In an article in this month's IN VIVO, we suggested that Merck’s presenting Cordaptive to FDA might be likened to waving a red rag at a bull.
Merck is after all one of the ENHANCE sponsors (alongside Schering-Plough); that saga called into question the clinical effectiveness of yet another combo, Vytorin. It probably didn't help that Merck also recently halted enrolment in one Cordaptive trial that was designed similarly to ENHANCE.
Still, ENHANCE’s effects have rippled—and will continue to ripple—far beyond Whitehouse Station. FDA this month poured cold water over Isis’ cholesterol-lowering hopeful, mipomersen—yes, the one that Genzyme in January agreed was worth $325 million up front and up to $825 million in development and regulatory milestones. The partners need outcomes studies, the Agency says, for all indications other than the highly specialist, and life-threatening, familial hypercholesterolemia. (Luckily for Genzyme, the deal terms aren’t confirmed, so watch out for lower-value Version B of the deal--and, we'll venture to suggest, a tonne more regulatory contingencies and conditional language in tomorrow's term-sheets.)
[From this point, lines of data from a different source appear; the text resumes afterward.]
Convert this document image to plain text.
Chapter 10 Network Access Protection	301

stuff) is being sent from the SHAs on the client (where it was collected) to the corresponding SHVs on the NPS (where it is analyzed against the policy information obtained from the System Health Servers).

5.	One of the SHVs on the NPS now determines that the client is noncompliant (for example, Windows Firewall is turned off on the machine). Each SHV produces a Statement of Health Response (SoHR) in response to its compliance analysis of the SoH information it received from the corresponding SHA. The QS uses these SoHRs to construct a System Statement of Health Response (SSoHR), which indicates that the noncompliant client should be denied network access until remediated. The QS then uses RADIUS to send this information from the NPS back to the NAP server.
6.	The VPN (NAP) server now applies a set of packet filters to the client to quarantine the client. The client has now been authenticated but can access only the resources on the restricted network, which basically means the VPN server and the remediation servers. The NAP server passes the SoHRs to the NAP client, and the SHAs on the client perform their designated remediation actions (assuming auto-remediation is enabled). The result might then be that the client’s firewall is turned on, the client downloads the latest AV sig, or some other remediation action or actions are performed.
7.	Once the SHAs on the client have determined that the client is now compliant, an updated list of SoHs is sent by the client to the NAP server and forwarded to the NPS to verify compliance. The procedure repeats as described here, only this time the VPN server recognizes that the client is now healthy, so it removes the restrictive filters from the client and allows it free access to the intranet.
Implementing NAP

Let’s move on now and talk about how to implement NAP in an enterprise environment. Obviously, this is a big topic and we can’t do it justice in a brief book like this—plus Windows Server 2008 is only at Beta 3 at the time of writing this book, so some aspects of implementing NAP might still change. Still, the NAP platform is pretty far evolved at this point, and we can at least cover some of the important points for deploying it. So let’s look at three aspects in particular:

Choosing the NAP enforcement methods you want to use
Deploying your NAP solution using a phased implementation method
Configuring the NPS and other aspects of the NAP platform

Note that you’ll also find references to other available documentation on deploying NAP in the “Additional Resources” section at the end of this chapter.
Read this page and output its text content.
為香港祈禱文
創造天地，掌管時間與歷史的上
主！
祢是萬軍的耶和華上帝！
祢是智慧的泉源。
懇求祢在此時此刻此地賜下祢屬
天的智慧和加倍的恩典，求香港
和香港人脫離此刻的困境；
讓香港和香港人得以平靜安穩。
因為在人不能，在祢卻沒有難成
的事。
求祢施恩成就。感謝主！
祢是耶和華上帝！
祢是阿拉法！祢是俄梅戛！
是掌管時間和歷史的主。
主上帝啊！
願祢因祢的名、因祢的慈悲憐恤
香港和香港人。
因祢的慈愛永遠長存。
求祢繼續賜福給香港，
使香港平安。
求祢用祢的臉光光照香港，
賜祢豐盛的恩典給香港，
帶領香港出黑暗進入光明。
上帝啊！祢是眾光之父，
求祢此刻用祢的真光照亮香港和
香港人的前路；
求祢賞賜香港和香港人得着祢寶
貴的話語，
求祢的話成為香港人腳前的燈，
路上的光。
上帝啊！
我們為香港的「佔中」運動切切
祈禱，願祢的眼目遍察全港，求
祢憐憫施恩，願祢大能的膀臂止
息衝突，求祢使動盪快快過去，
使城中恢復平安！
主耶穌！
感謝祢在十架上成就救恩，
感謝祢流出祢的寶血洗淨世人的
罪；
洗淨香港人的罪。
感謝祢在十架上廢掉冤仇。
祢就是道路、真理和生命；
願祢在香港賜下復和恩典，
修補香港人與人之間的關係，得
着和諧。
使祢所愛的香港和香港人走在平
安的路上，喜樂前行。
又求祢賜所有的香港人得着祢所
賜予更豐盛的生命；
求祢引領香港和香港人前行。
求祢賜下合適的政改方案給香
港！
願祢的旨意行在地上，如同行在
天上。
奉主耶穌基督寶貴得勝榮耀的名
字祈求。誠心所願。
Now Merck’s doing outcomes studies with Cordaptive, but results from their 20,000-patient THRIVE trial won’t be out until 2012 or so. Small wonder, then, that some analysts have already removed four years’ worth of revenues for the drug, and its follow-on, MK-0524b.
This is the last thing Merck needs. From 2010, $4.2 billion worth of its products start to lose patent protection—Cozaar/Hyzaar that year, and Singulair two years later. Cordaptive and its follow-on could have helped fill about a third of that hole, according to analyst Catherine Arnold at Credit Suisse; now they’ll barely have any impact at all.
Nor does FDA’s harsh stance on safety requirements and outcomes studies bode well for two further Merck late-stage candidates. Can CETP inhibitor anacetrapib survive the aftermath of Pfizer’s torcetrapib blow-out? And does taranabant (a cannabinoid receptor inverse agonist) really have a chance, given FDA’s unswerving rejection of Sanofi-Aventis’ rimonabant (Zimulti)?
What we know for sure is what my quicker-off-the-mark colleagues have already said: there’s no such thing as a low-risk drug. Certainly, combination products don’t any longer represent no-brainer life-cycle extension tools. When it comes to getting past the FDA bull, it seems they’re up there with even the newest of NCEs.